Each player is dealt ten cards from a pool of 52, each depicting a letter and a point value. Two packs of cards are used for more than 5 players. The letter distribution was originally four each of the vowels 'A', 'E', and 'I', three each of the vowels 'O' and 'U' and the consonants 'H', 'L', 'R', 'S', 'T', and 'W', and one each of the other letters and the Master card. The point values are 10 for 'A', 'E', and 'I'; 8 points for 'C', 'H', 'K', 'L', 'M', 'N', 'O', 'P', 'R', 'S', 'T', 'U', and 'W'; 6 points for 'D', 'J', and 'V'; 4 points for 'G', 'Q', and 'Y'; and 2 points for 'B', 'F', 'X', and 'Z'. The Master card is a wild card that may represent any letter, and has a point value of 15.

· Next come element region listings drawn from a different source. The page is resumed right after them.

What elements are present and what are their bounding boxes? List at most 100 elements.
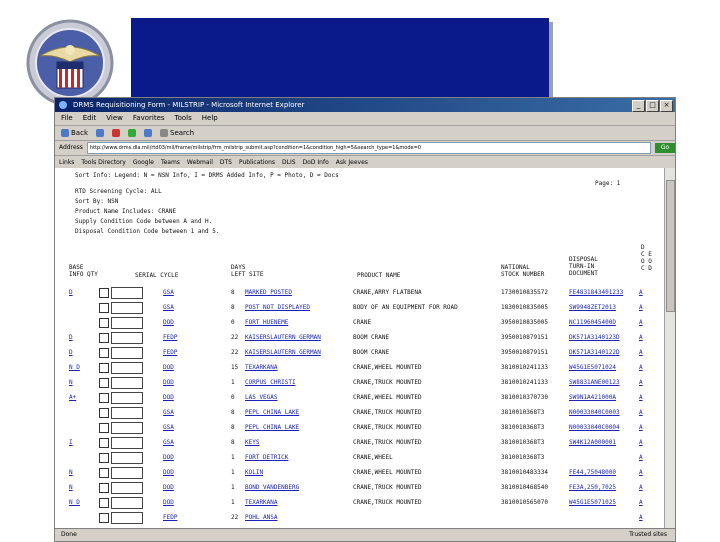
- site-link[interactable]: PEPL CHINA LAKE: [245, 424, 299, 431]
- cycle-link[interactable]: FEDP: [163, 349, 177, 356]
- condition-link[interactable]: A: [639, 409, 643, 416]
- stop-button[interactable]: [112, 129, 120, 137]
- site-link[interactable]: POST NOT DISPLAYED: [245, 304, 310, 311]
- turn-in-doc-link[interactable]: SW9948ZET2013: [569, 304, 616, 311]
- select-checkbox[interactable]: [99, 453, 109, 463]
- select-checkbox[interactable]: [99, 318, 109, 328]
- condition-link[interactable]: A: [639, 319, 643, 326]
- info-links[interactable]: N: [69, 379, 73, 386]
- condition-link[interactable]: A: [639, 454, 643, 461]
- cycle-link[interactable]: DOD: [163, 454, 174, 461]
- cycle-link[interactable]: GSA: [163, 439, 174, 446]
- quantity-input[interactable]: [111, 497, 143, 509]
- condition-link[interactable]: A: [639, 364, 643, 371]
- cycle-link[interactable]: DOD: [163, 319, 174, 326]
- quantity-input[interactable]: [111, 287, 143, 299]
- cycle-link[interactable]: FEDP: [163, 334, 177, 341]
- quantity-input[interactable]: [111, 317, 143, 329]
- turn-in-doc-link[interactable]: W45G1E5071025: [569, 499, 616, 506]
- quantity-input[interactable]: [111, 467, 143, 479]
- cycle-link[interactable]: FEDP: [163, 514, 177, 521]
- quantity-input[interactable]: [111, 377, 143, 389]
- close-button[interactable]: ×: [660, 100, 673, 112]
- site-link[interactable]: TEXARKANA: [245, 364, 278, 371]
- quantity-input[interactable]: [111, 512, 143, 524]
- select-checkbox[interactable]: [99, 483, 109, 493]
- condition-link[interactable]: A: [639, 304, 643, 311]
- quantity-input[interactable]: [111, 437, 143, 449]
- turn-in-doc-link[interactable]: N00033040C0004: [569, 424, 620, 431]
- info-links[interactable]: N D: [69, 364, 80, 371]
- info-links[interactable]: D: [69, 334, 73, 341]
- info-links[interactable]: A+: [69, 394, 76, 401]
- select-checkbox[interactable]: [99, 288, 109, 298]
- select-checkbox[interactable]: [99, 303, 109, 313]
- menu-favorites[interactable]: Favorites: [133, 112, 165, 125]
- site-link[interactable]: KAISERSLAUTERN GERMAN: [245, 334, 321, 341]
- menu-file[interactable]: File: [61, 112, 73, 125]
- condition-link[interactable]: A: [639, 394, 643, 401]
- info-links[interactable]: D: [69, 289, 73, 296]
- site-link[interactable]: FORT DETRICK: [245, 454, 288, 461]
- condition-link[interactable]: A: [639, 469, 643, 476]
- turn-in-doc-link[interactable]: W45G1E5071024: [569, 364, 616, 371]
- select-checkbox[interactable]: [99, 333, 109, 343]
- select-checkbox[interactable]: [99, 513, 109, 523]
- back-button[interactable]: Back: [61, 126, 88, 140]
- select-checkbox[interactable]: [99, 348, 109, 358]
- condition-link[interactable]: A: [639, 289, 643, 296]
- quantity-input[interactable]: [111, 392, 143, 404]
- info-links[interactable]: I: [69, 439, 73, 446]
- cycle-link[interactable]: DOD: [163, 364, 174, 371]
- quantity-input[interactable]: [111, 347, 143, 359]
- site-link[interactable]: CORPUS CHRISTI: [245, 379, 296, 386]
- quantity-input[interactable]: [111, 302, 143, 314]
- minimize-button[interactable]: _: [632, 100, 645, 112]
- cycle-link[interactable]: DOD: [163, 379, 174, 386]
- quantity-input[interactable]: [111, 332, 143, 344]
- condition-link[interactable]: A: [639, 379, 643, 386]
- select-checkbox[interactable]: [99, 423, 109, 433]
- select-checkbox[interactable]: [99, 408, 109, 418]
- select-checkbox[interactable]: [99, 438, 109, 448]
- home-button[interactable]: [144, 129, 152, 137]
- site-link[interactable]: FORT HUENEME: [245, 319, 288, 326]
- turn-in-doc-link[interactable]: FE3A,250,7025: [569, 484, 616, 491]
- site-link[interactable]: KOLIN: [245, 469, 263, 476]
- condition-link[interactable]: A: [639, 439, 643, 446]
- turn-in-doc-link[interactable]: FE44,75048000: [569, 469, 616, 476]
- quantity-input[interactable]: [111, 482, 143, 494]
- quantity-input[interactable]: [111, 407, 143, 419]
- cycle-link[interactable]: DOD: [163, 484, 174, 491]
- cycle-link[interactable]: GSA: [163, 304, 174, 311]
- info-links[interactable]: N D: [69, 499, 80, 506]
- turn-in-doc-link[interactable]: DK571A3140123D: [569, 334, 620, 341]
- info-links[interactable]: D: [69, 349, 73, 356]
- search-button[interactable]: Search: [160, 126, 194, 140]
- turn-in-doc-link[interactable]: FE4831843401233: [569, 289, 623, 296]
- site-link[interactable]: KAISERSLAUTERN GERMAN: [245, 349, 321, 356]
- turn-in-doc-link[interactable]: DK571A3140122D: [569, 349, 620, 356]
- cycle-link[interactable]: GSA: [163, 289, 174, 296]
- menu-view[interactable]: View: [106, 112, 123, 125]
- quantity-input[interactable]: [111, 422, 143, 434]
- turn-in-doc-link[interactable]: SW4K12A000001: [569, 439, 616, 446]
- site-link[interactable]: MARKED POSTED: [245, 289, 292, 296]
- condition-link[interactable]: A: [639, 499, 643, 506]
- cycle-link[interactable]: DOD: [163, 394, 174, 401]
- cycle-link[interactable]: DOD: [163, 499, 174, 506]
- turn-in-doc-link[interactable]: NC1196045400D: [569, 319, 616, 326]
- select-checkbox[interactable]: [99, 378, 109, 388]
- turn-in-doc-link[interactable]: SW8831ANE00123: [569, 379, 620, 386]
- site-link[interactable]: KEYS: [245, 439, 259, 446]
- site-link[interactable]: TEXARKANA: [245, 499, 278, 506]
- cycle-link[interactable]: GSA: [163, 409, 174, 416]
- scrollbar-thumb[interactable]: [666, 180, 675, 312]
- condition-link[interactable]: A: [639, 424, 643, 431]
- quantity-input[interactable]: [111, 452, 143, 464]
- cycle-link[interactable]: GSA: [163, 424, 174, 431]
- menu-edit[interactable]: Edit: [83, 112, 97, 125]
- condition-link[interactable]: A: [639, 514, 643, 521]
- select-checkbox[interactable]: [99, 498, 109, 508]
- info-links[interactable]: N: [69, 484, 73, 491]
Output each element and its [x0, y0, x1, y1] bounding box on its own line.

On their turn, a player may lay down a complete word with their letters, extend a word already played, or discard one of their cards and draw one from the top of the draw or discard piles. The player may also choose to exchange one or more cards with those forming a word in play, so long as the exchange results in a complete word.

The object is for a player to eliminate all cards from their hand. When a player has no cards left in their hand, the round ends and the other players each tally the point value of the cards they hold. A player may challenge a word as being non-existent or mis-spelt. A successful challenge reduces the challenger's accumulated points by 10, and an unsuccessful one increases it by 10. When a player has accumulated 100 penalty points over any number of rounds, they are eliminated from the game, and the last player remaining is the winner.

===Other games===
The Lexicon deck of cards can be used to play numerous games. Among them are Clock Patience, Lexicon Bridge, Lexicon Cribbage, Lexicon Criss-Cross, Lexicon Dominoes, Lexicon Eights, Lexicon Riddance, Lexicon Scrabble, various solitaire games, and team games.

In Lexicon Criss-Cross, the players form words within a 5×5 grid using 25 cards revealed in succession from the deck. Points are awarded based on the length of words formed, with 10 points for 5-letter words, 7 points for 4-letter words, 3 points for 3-letter words, and 1 point for 2-letter words.

In Lexicon Scrabble, a shuffled deck is scattered face-up on the playing surface and the players collect cards as quickly as possible to spell out a seven-letter word. The first player to announce their word wins the round. Players retain cards that were picked up for subsequent rounds, but any player who collected more than seven cards is disqualified.

==Reception==
An entry in a 1934 article in The Sydney Mail stated that the cards "are packed in amusing little boxes looking like pocket dictionaries". In 1938, the game was promoted by Jane Froman on her radio programme Radio Row.

In a 1973 review, Richard Sharp described it as a "durable game" owing to its simplicity, as players can learn its rules quickly and games are generally short.

In its catalogue description, the Victoria and Albert Museum state that Lexicon is "the best known of the more sophisticated spelling card games" published during the 1920s and 1930s.